Si riportano di seguito alcuni suggerimenti per ottimizzare la durata del periodo di transizione e trarre da esso i maggiori vantaggi per il futuro:

  • Apprendimento: sia che si decida di seguire un corso, sia che si propenda per l’autoapprendimento, è fortemente consigliabile approfondire la conoscenza di tutti gli aspetti e le funzioni del programma acquistato, anche di quelli che si ritengono di scarso interesse per le proprie esigenze.
    Questa deve essere l’occasione per iniziare a rivedere le proprie procedure di progettazione senza preclusioni e preconcetti.
    Ci sono funzioni che non si sono mai utilizzate perché con il precedente software non erano gestibili o di difficile utilizzo o addirittura non ipotizzabili.
  • Quando iniziare: una buona occasione per iniziare a lavorare con il nuovo software può essere in corrispondenza di un nuovo progetto. In questo modo si progettano nuove parti e si "solidifica" tutta e sola la parte dell’archivio funzionale al nuovo progetto.
  • Gestione dell’archivio di disegni 2D: non bisogna assolutamente farsi prendere dalla frenesia della conversione dei disegni nel formato 2D del nuovo software.
    Un modellatore 3D raramente offre all’interno del suo ambiente bidimensionale la stessa flessibilità di un software 2D. Valutare la possibilità di tenere in funzione durante il periodo di transizione una o alcune stazioni del vecchio software. Valutare inoltre se, piuttosto che convertire, non convenga "solidificare" alcune parti strategiche dell’archivio.

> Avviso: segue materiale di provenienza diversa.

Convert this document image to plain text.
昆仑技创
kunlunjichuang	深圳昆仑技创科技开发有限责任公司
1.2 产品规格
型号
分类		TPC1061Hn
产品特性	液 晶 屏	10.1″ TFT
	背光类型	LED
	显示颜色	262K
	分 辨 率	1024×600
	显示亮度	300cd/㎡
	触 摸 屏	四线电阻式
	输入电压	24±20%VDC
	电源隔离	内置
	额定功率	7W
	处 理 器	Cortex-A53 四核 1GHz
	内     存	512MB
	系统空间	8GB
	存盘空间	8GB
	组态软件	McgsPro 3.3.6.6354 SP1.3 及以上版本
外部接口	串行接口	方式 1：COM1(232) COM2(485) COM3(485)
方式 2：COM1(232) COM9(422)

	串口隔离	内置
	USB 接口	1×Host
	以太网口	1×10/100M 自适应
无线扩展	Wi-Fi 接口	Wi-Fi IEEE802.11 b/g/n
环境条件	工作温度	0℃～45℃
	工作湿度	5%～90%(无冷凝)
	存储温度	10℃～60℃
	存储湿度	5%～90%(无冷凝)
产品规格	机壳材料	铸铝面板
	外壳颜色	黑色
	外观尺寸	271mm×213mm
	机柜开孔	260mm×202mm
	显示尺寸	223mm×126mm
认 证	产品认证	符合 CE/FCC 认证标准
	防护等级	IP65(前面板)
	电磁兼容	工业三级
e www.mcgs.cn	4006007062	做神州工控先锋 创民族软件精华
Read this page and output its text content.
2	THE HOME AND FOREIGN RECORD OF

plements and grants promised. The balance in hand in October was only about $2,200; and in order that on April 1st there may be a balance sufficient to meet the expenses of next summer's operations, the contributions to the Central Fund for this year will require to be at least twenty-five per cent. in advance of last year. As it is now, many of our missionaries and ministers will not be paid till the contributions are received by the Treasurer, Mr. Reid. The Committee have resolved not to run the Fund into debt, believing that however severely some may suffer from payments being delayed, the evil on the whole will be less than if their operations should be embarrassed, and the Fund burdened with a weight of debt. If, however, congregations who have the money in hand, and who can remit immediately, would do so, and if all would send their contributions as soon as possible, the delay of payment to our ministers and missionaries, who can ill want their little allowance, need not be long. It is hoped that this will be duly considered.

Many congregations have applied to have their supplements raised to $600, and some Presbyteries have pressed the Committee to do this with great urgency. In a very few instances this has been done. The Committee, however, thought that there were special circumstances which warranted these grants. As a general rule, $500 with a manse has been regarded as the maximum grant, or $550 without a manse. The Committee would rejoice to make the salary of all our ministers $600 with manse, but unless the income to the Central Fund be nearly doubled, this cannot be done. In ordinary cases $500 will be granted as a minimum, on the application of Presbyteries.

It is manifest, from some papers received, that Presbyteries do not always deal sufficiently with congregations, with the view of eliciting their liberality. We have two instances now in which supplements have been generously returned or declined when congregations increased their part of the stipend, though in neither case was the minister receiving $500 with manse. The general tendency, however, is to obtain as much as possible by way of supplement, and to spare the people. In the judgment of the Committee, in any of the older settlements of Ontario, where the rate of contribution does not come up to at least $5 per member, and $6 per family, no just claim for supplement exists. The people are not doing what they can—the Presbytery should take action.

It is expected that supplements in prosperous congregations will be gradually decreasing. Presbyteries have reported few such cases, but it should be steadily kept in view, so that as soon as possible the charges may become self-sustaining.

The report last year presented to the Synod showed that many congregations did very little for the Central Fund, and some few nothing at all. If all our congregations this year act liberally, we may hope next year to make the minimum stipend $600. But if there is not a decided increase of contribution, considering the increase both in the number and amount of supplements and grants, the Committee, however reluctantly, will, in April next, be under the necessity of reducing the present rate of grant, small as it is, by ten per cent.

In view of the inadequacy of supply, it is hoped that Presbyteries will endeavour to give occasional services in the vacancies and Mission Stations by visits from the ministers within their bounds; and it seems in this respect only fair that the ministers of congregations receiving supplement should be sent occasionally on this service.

  • Chiarire i concetti fondamentali: le caratteristiche di associatività e bidirezionalità dei moderni sistemi CAD, insieme a molte altre importanti funzioni, possono apportare vantaggi fondamentali a condizione di sfruttarle correttamente. Per questo è importante familiarizzarsi subito non soltanto con le funzioni di modellazione o assemblaggio, ma soprattutto con i concetti fondamentali che regolano la propagazione delle modifiche tra ambienti diversi, la gestione di famiglie di progetti, la condivisione dei dati.
  • La gestione dell’archivio: la mole di file che deve essere gestita utilizzando modellatori 3D è molto maggiore che nel caso di sistemi 2D.
    Normalmente si ha a che fare con file di parti, assiemi che si riferiscono a parti e tavole che si riferiscono a parti e assiemi. Per questo motivo occorre strutturare correttamente l’archivio fin dall’inizio, in quanto si corre il rischio non soltanto di non trovare una certa revisione di un documento, ma anche di perdere i riferimenti (e quindi l’associatività) tra parti, assiemi e tavole.
    Un corretto modello di dati può avere in certi casi un impatto sulla produttività pari a quella del CAD stesso. Per questa ragione si stanno diffondendo sempre di più sistemi di gestione elettronica dei dati tecnici (PDM, Product Data Management) accessibili anche per piccole e medie aziende.
  • Il supporto tecnico: avvalersi quanto più possibile del supporto tecnico fornito dal rivenditore di software.
    Eventualmente valutare la possibilità di acquistare alcuni di giorni di consulenza in azienda di un tecnico esperto del software acquistato.

Tratto dagli appunti del Corso di Disegno Assitito al Calcolatore dell'Università di Prato.